From 2f978847b1b4f5c154500dca253d04adcc1e3682 Mon Sep 17 00:00:00 2001
From: Ian Barwick <ian@2ndquadrant.com>
Date: Wed, 15 Nov 2017 10:54:39 +0900
Subject: [PATCH] repmgrd: handle witness server

---
 repmgrd-physical.c | 405 +++++++++++++++++++++++++++++++++++++++++----
 1 file changed, 371 insertions(+), 34 deletions(-)

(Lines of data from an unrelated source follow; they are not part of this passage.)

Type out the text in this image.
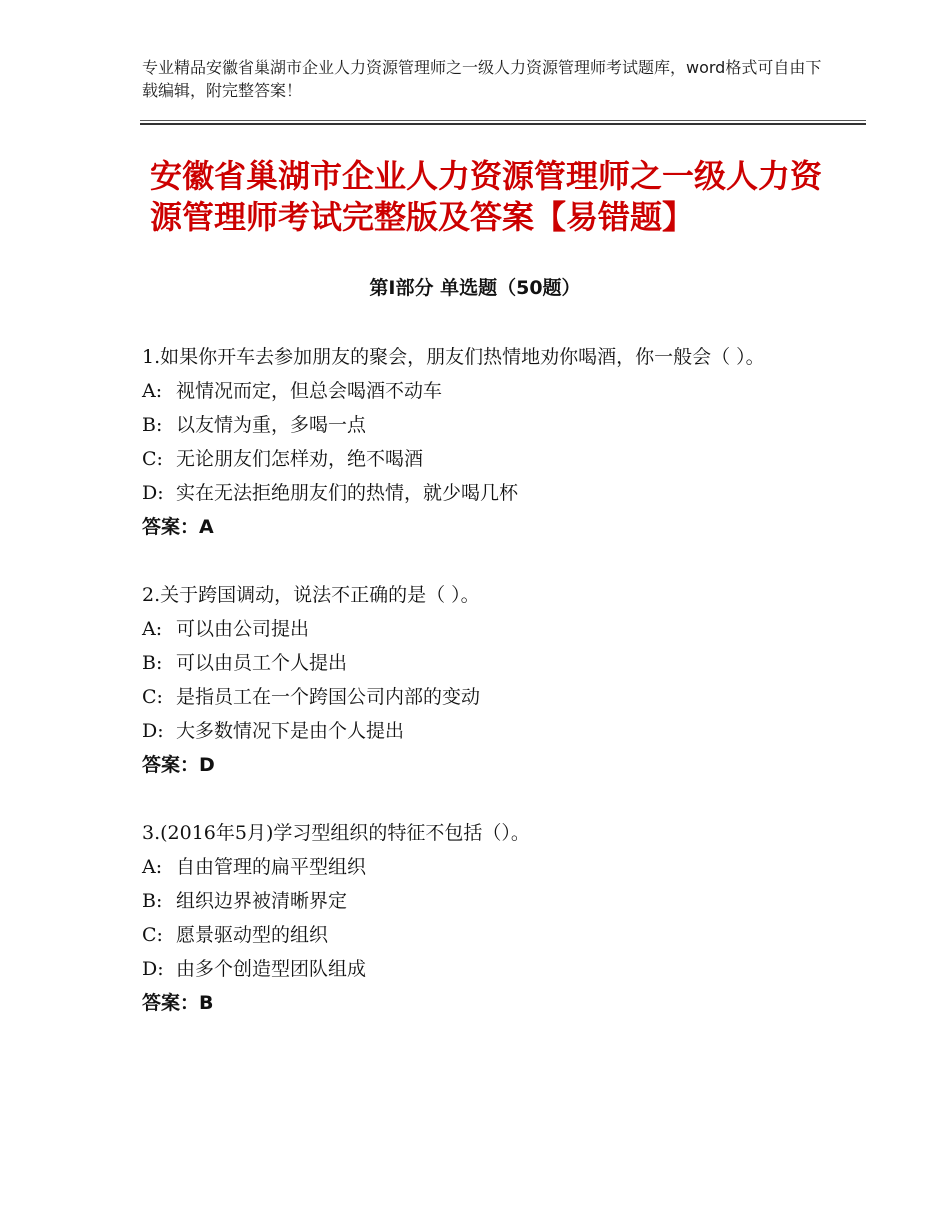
专业精品安徽省巢湖市企业人力资源管理师之一级人力资源管理师考试题库，word格式可自由下载编辑，附完整答案！
安徽省巢湖市企业人力资源管理师之一级人力资源管理师考试完整版及答案【易错题】
第Ⅰ部分 单选题（50题）
1.如果你开车去参加朋友的聚会，朋友们热情地劝你喝酒，你一般会（ ）。
A: 视情况而定，但总会喝酒不动车
B: 以友情为重，多喝一点
C: 无论朋友们怎样劝，绝不喝酒
D: 实在无法拒绝朋友们的热情，就少喝几杯
答案：A
2.关于跨国调动，说法不正确的是（ ）。
A: 可以由公司提出
B: 可以由员工个人提出
C: 是指员工在一个跨国公司内部的变动
D: 大多数情况下是由个人提出
答案：D
3.(2016年5月)学习型组织的特征不包括（）。
A: 自由管理的扁平型组织
B: 组织边界被清晰界定
C: 愿景驱动型的组织
D: 由多个创造型团队组成
答案：B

diff --git a/repmgrd-physical.c b/repmgrd-physical.c
index 63618034..936f34ce 100644
--- a/repmgrd-physical.c
+++ b/repmgrd-physical.c
@@ -72,14 +72,19 @@ static void check_connection(t_node_info *node_info, PGconn **conn);
 
 static bool wait_primary_notification(int *new_primary_id);
 static FailoverState follow_new_primary(int new_primary_id);
+static FailoverState witness_follow_new_primary(int new_primary_id);
 
 static void reset_node_voting_status(void);
 void		close_connections_physical();
 
 static bool do_primary_failover(void);
 static bool do_upstream_standby_failover(void);
+static bool do_witness_failover(void);
 
 static void update_monitoring_history(void);
+
+static const char * format_failover_state(FailoverState failover_state);
+
 #endif
 
 
@@ -643,6 +648,7 @@ monitor_streaming_standby(void)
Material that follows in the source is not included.